Campus: Belur Campus

Department: Mathematics

Dear all,

This is a gentle reminder to the next colloquium talk. Tomorrow, on 7th December at 5pm, Prof. Shameek Paul will talk about

"How the continuum hypothesis is related to the solution of a question in complex analysis".

As usual, the talk will take place in class room 402.

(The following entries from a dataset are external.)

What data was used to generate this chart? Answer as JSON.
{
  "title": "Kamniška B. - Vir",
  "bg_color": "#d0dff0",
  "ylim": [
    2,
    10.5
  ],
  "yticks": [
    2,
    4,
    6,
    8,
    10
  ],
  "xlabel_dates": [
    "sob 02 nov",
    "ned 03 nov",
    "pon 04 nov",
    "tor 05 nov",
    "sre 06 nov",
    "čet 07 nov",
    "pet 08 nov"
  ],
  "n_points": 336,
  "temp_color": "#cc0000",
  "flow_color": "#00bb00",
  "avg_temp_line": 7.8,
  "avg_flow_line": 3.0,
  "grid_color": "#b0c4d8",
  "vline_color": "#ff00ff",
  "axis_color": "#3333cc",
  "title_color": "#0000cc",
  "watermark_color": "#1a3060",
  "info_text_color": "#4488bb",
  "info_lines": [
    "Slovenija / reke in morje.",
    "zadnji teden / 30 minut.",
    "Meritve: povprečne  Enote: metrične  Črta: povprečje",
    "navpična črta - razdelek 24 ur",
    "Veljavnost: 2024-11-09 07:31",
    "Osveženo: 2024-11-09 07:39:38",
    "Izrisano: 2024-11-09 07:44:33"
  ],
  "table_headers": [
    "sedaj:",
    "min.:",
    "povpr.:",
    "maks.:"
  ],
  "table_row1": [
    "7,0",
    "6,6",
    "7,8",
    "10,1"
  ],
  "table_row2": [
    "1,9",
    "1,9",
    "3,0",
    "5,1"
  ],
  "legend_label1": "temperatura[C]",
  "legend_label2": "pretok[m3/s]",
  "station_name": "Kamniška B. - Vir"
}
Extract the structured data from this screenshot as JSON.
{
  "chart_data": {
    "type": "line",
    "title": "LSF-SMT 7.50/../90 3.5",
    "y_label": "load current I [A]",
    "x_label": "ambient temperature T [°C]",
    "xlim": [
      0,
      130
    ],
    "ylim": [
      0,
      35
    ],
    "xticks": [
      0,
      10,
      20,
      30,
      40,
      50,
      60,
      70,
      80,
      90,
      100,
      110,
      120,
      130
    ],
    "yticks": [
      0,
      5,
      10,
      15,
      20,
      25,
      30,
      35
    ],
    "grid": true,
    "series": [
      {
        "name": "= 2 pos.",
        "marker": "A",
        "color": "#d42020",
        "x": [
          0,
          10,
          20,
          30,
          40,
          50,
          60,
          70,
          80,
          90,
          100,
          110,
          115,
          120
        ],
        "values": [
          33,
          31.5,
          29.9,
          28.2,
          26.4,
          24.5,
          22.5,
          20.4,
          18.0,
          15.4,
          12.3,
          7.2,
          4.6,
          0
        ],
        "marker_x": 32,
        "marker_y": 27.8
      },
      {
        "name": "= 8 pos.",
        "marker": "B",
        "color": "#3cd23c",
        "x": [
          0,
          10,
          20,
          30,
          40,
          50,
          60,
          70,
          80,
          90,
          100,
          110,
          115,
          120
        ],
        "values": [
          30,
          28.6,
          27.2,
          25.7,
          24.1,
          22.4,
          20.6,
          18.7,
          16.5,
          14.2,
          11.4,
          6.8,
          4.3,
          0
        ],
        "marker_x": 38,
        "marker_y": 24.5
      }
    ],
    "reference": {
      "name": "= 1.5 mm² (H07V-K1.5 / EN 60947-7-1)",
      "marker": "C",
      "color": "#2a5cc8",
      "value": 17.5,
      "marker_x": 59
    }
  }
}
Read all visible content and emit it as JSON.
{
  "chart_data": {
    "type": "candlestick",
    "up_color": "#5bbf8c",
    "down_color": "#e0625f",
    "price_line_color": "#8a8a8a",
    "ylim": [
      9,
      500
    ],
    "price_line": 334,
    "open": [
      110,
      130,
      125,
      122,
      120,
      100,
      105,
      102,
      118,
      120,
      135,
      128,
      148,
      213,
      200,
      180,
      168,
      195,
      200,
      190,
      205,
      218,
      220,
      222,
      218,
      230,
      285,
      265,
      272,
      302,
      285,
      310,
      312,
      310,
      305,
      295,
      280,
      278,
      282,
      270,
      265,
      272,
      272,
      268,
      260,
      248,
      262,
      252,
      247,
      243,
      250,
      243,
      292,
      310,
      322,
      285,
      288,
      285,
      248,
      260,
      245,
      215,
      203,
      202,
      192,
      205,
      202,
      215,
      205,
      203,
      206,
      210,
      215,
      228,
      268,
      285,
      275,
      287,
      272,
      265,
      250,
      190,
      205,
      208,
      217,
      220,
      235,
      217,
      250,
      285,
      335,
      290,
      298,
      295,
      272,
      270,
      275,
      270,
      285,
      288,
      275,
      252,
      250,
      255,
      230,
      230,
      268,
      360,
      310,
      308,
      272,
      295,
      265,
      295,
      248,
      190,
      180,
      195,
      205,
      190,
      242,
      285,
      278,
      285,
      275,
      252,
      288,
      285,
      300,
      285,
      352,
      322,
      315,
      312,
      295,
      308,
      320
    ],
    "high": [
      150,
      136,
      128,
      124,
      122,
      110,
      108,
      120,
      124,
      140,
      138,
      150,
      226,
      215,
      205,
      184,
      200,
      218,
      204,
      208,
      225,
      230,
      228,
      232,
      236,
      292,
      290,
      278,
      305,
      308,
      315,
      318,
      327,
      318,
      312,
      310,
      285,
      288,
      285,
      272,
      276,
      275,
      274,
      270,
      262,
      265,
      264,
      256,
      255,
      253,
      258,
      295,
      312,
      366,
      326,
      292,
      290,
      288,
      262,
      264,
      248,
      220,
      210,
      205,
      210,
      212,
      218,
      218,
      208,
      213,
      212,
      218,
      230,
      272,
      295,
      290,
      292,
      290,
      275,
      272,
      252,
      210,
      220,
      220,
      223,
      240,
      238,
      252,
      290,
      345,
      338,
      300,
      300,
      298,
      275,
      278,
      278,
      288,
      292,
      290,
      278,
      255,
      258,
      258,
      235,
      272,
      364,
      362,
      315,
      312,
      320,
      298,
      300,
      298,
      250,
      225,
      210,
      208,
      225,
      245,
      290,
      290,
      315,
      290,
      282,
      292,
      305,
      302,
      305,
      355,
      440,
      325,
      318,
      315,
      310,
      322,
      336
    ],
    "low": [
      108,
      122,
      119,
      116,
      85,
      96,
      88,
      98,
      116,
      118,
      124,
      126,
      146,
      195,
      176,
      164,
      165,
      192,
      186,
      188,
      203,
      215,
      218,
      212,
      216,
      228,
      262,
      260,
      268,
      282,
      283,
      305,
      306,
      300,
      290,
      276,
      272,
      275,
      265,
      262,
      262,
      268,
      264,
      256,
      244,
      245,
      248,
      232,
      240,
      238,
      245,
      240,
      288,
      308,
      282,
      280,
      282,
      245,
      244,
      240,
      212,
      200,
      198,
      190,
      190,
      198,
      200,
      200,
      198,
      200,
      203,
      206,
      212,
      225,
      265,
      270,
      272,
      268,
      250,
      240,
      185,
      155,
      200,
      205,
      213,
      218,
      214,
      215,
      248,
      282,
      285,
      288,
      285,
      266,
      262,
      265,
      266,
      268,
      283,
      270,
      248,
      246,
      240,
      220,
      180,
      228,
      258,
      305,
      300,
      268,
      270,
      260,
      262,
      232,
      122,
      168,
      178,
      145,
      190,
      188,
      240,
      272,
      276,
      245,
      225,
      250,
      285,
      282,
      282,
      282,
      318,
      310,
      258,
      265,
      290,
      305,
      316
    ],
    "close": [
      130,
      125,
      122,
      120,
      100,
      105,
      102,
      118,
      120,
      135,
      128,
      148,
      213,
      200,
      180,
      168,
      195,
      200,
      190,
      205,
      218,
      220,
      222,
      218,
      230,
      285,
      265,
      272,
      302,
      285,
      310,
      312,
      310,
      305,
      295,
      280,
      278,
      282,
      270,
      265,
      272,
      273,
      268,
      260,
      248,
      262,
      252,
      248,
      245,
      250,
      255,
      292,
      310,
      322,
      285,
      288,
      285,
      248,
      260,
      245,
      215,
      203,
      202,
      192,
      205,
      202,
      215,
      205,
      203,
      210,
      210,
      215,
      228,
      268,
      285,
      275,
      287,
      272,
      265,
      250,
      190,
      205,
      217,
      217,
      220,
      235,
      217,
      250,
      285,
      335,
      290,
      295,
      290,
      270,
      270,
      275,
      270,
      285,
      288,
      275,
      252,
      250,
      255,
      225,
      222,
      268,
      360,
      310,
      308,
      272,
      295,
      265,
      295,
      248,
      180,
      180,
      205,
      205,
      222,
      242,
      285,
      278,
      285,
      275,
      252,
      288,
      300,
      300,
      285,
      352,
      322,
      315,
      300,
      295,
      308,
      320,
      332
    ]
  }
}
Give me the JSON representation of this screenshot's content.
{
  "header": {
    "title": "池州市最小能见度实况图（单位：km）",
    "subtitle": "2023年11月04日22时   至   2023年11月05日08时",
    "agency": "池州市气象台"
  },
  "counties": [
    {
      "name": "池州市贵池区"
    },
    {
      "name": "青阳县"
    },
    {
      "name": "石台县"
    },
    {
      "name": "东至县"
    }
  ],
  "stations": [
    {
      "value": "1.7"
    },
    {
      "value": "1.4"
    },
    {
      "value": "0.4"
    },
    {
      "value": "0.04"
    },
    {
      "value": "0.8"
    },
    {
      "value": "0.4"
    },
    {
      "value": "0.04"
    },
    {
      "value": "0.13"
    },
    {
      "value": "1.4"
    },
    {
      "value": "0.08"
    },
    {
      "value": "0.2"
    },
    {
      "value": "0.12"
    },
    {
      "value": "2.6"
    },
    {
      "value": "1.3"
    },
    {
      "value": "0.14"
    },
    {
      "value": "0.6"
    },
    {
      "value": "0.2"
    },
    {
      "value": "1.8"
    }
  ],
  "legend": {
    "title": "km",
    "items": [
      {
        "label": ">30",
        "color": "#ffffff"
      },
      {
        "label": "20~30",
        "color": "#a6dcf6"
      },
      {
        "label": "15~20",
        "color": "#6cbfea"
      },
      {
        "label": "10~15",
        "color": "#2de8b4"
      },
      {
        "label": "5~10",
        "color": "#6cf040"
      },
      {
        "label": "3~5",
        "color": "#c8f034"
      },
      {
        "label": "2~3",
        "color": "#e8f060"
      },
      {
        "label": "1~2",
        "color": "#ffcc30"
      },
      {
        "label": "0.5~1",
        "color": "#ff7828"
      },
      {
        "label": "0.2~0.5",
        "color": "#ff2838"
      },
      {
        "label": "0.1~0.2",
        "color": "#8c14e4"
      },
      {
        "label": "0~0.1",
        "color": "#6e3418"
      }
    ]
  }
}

The following talk will be by Prof. Sagnik Chakraborty on Wednesday, 13th December at 5pm. An abstract and title will be given soon. Below is the abstract for tomorrow's talk by Prof. Shameek Paul.

Best wishes,

Stephan

Abstract: The continuum hypothesis states that every uncountable subset of $\mathbb{R}$ is in bijection with $\mathbb{R}$ . The following question was asked by Wetzel and its surprising answer was provided by Paul Erdos. https://en.wikipedia.org/wiki/Wetzel%27s_problem If $\mathcal S$ is a set of entire functions such that for every $z\in \mathbb{C}$ the set $\{f(z):f\in\mathcal S\}$ is countable, then can we say that $\mathcal S$ is countable? Although the converse of this statement is easily seen to be true, the answer to this question depends on the continuum hypothesis. We will assume the result that if the continuum hypothesis holds, then there exists a well-ordering on $\mathbb{C}$ such that for every $a\in \mathbb{C}$ the set $\{z\in \mathbb{C}:z<a\}$ is countable.